SN2 Reaction Mechanism Lecture Notes

Introduction to SN2 Reaction

• SN2 Reaction: Stands for "Substitution Nucleophilic Bimolecular".
• Key Players:
  • Nucleophile: Hydroxide ion (OH⁻) with a negative charge.
  • Substrate: Alkyl halide.
  • Leaving Group: Usually a halide like bromide.
  • Example Reaction: Hydroxide ion attacks methyl group, expels bromine, forming methanol.
  • Transition State: Partial bonds between carbon, nucleophile (oxygen), and leaving group (bromine).

Reaction Mechanism

• Nucleophilic Attack: Nucleophile approaches from the back, avoids repulsion from bromine's partial negative charge.
• Product Formation: Methanol and bromide ion.
• Second Order Reaction: Rate depends on both nucleophile and substrate concentrations.

Factors Affecting SN2 Reactions

Solvent Effects

• Polar Aprotic Solvents: Enhance SN2 reactions, no OH or NH bonds (e.g., acetone, DMSO).

Reactivity of Alkyl Halides

• Order of Reactivity: Primary > Secondary > Tertiary.
• Steric Hindrance: Bulkier groups reduce reactivity.
• Example: Tertiary alkyl halides are too hindered for SN2, react slowly.

Nucleophile Strength

• Strong Nucleophiles: Anions like OH⁻, methoxide.
• Comparison: Hydroxide is stronger nucleophile than water.
• Periodic Trends:
  • In protic solvents: Iodide > Bromide > Chloride > Fluoride.
  • In aprotic solvents: Fluoride > Chloride > Bromide > Iodide.

SN2 Reaction Examples

Example 1

• Reaction: Butyl bromide with sodium methoxide.
• Product: Ether formation.

Example 2

• Reaction: 2-Bromo-butane with potassium iodide in acetone.
• Product: Inversion of configuration at chiral center (R to S).

Example 3

• Reaction: 1-Bromo-3,3-methyl-cyclohexane with sodium cyanide in DMSO.
• Product: Cyanide in equatorial position, inversion from axial bromine.
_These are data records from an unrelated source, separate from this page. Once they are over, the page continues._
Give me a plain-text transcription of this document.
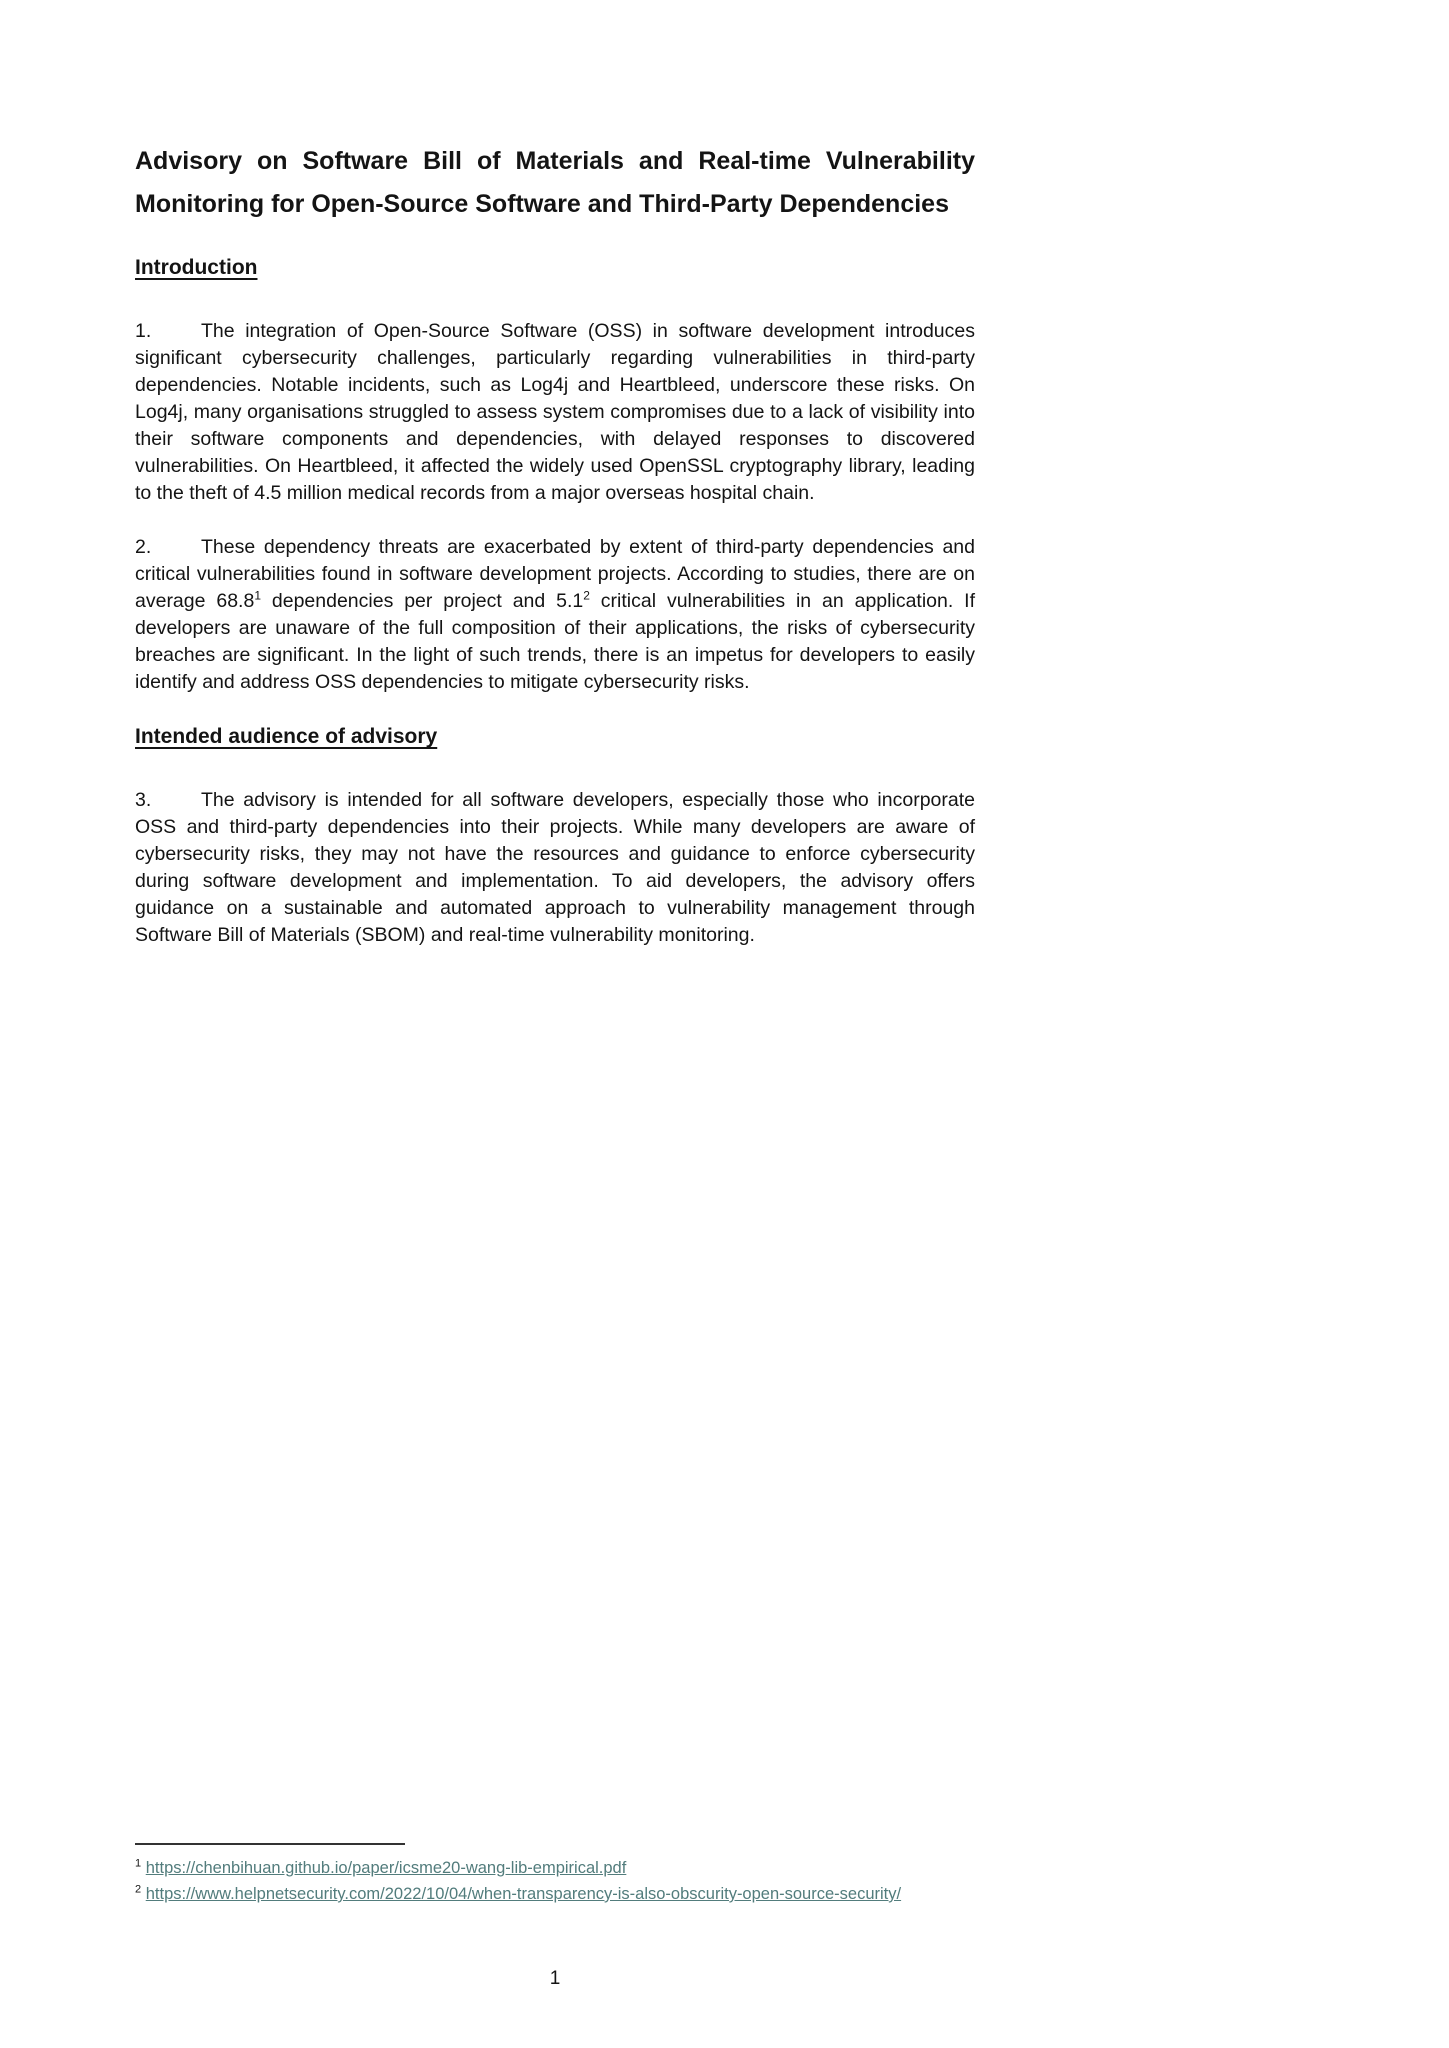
Advisory on Software Bill of Materials and Real-time Vulnerability Monitoring for Open-Source Software and Third-Party Dependencies
Introduction

1.	The integration of Open-Source Software (OSS) in software development introduces significant cybersecurity challenges, particularly regarding vulnerabilities in third-party dependencies. Notable incidents, such as Log4j and Heartbleed, underscore these risks. On Log4j, many organisations struggled to assess system compromises due to a lack of visibility into their software components and dependencies, with delayed responses to discovered vulnerabilities. On Heartbleed, it affected the widely used OpenSSL cryptography library, leading to the theft of 4.5 million medical records from a major overseas hospital chain.

2.	These dependency threats are exacerbated by extent of third-party dependencies and critical vulnerabilities found in software development projects. According to studies, there are on average 68.8$^1$ dependencies per project and 5.1$^2$ critical vulnerabilities in an application. If developers are unaware of the full composition of their applications, the risks of cybersecurity breaches are significant. In the light of such trends, there is an impetus for developers to easily identify and address OSS dependencies to mitigate cybersecurity risks.

Intended audience of advisory

3.	The advisory is intended for all software developers, especially those who incorporate OSS and third-party dependencies into their projects. While many developers are aware of cybersecurity risks, they may not have the resources and guidance to enforce cybersecurity during software development and implementation. To aid developers, the advisory offers guidance on a sustainable and automated approach to vulnerability management through Software Bill of Materials (SBOM) and real-time vulnerability monitoring.

$^1$ https://chenbihuan.github.io/paper/icsme20-wang-lib-empirical.pdf
$^2$ https://www.helpnetsecurity.com/2022/10/04/when-transparency-is-also-obscurity-open-source-security/
1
Energy and Reaction Diagram

• Single Transition State.
• Activation Energy: Difference between reactants and transition state.
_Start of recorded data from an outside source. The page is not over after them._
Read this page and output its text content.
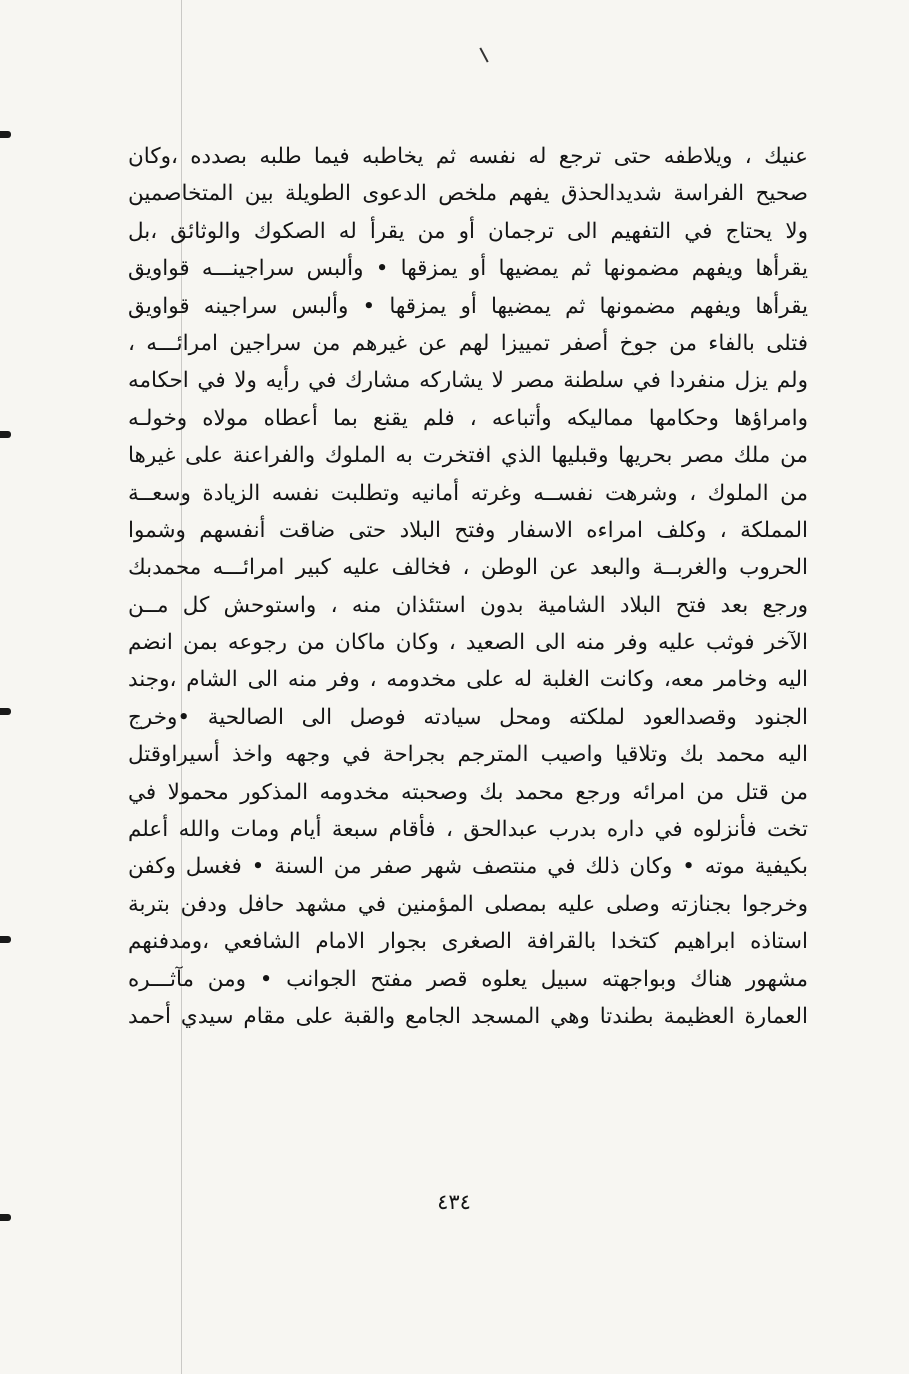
عنيك ، ويلاطفه حتى ترجع له نفسه ثم يخاطبه فيما طلبه بصدده ،وكان
صحيح الفراسة شديدالحذق يفهم ملخص الدعوى الطويلة بين المتخاصمين
ولا يحتاج في التفهيم الى ترجمان أو من يقرأ له الصكوك والوثائق ،بل
يقرأها ويفهم مضمونها ثم يمضيها أو يمزقها • وألبس سراجينـــه قواويق
يقرأها ويفهم مضمونها ثم يمضيها أو يمزقها • وألبس سراجينه قواويق
فتلى بالفاء من جوخ أصفر تمييزا لهم عن غيرهم من سراجين امرائـــه ،
ولم يزل منفردا في سلطنة مصر لا يشاركه مشارك في رأيه ولا في احكامه
وامراؤها وحكامها مماليكه وأتباعه ، فلم يقنع بما أعطاه مولاه وخولـه
من ملك مصر بحريها وقبليها الذي افتخرت به الملوك والفراعنة على غيرها
من الملوك ، وشرهت نفســه وغرته أمانيه وتطلبت نفسه الزيادة وسعــة
المملكة ، وكلف امراءه الاسفار وفتح البلاد حتى ضاقت أنفسهم وشموا
الحروب والغربــة والبعد عن الوطن ، فخالف عليه كبير امرائـــه محمدبك
ورجع بعد فتح البلاد الشامية بدون استئذان منه ، واستوحش كل مــن
الآخر فوثب عليه وفر منه الى الصعيد ، وكان ماكان من رجوعه بمن انضم
اليه وخامر معه، وكانت الغلبة له على مخدومه ، وفر منه الى الشام ،وجند
الجنود وقصدالعود لملكته ومحل سيادته فوصل الى الصالحية •وخرج
اليه محمد بك وتلاقيا واصيب المترجم بجراحة في وجهه واخذ أسيراوقتل
من قتل من امرائه ورجع محمد بك وصحبته مخدومه المذكور محمولا في
تخت فأنزلوه في داره بدرب عبدالحق ، فأقام سبعة أيام ومات والله أعلم
بكيفية موته • وكان ذلك في منتصف شهر صفر من السنة • فغسل وكفن
وخرجوا بجنازته وصلى عليه بمصلى المؤمنين في مشهد حافل ودفن بتربة
استاذه ابراهيم كتخدا بالقرافة الصغرى بجوار الامام الشافعي ،ومدفنهم
مشهور هناك وبواجهته سبيل يعلوه قصر مفتح الجوانب • ومن مآثـــره
العمارة العظيمة بطندتا وهي المسجد الجامع والقبة على مقام سيدي أحمد
٤٣٤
Comparison of Alkyl Halides

• Most Reactive: Primary alkyl halides.
• Least Reactive: Tertiary alkyl halides.
• Special Cases: Aryl and vinyl halides are less reactive due to pi electron interference.

Practical Tips

• Nucleophilic Substitution Preference: Favor less sterically hindered substrates.
• Choose Solvent Wisely: Aprotic solvents for SN2, protic for SN1.

Example Problem

• Reactants: 1-Bromobutane with hydroxide vs. water.
• Conclusion: Hydroxide reaction proceeds faster due to stronger nucleophile.

Summary

• SN2 Mechanism: Concerted, single-step reaction with simultaneous bond-forming and bond-breaking.
• Nucleophile and Substrate Concentrations: Crucial for reaction rate, overall second-order kinetics.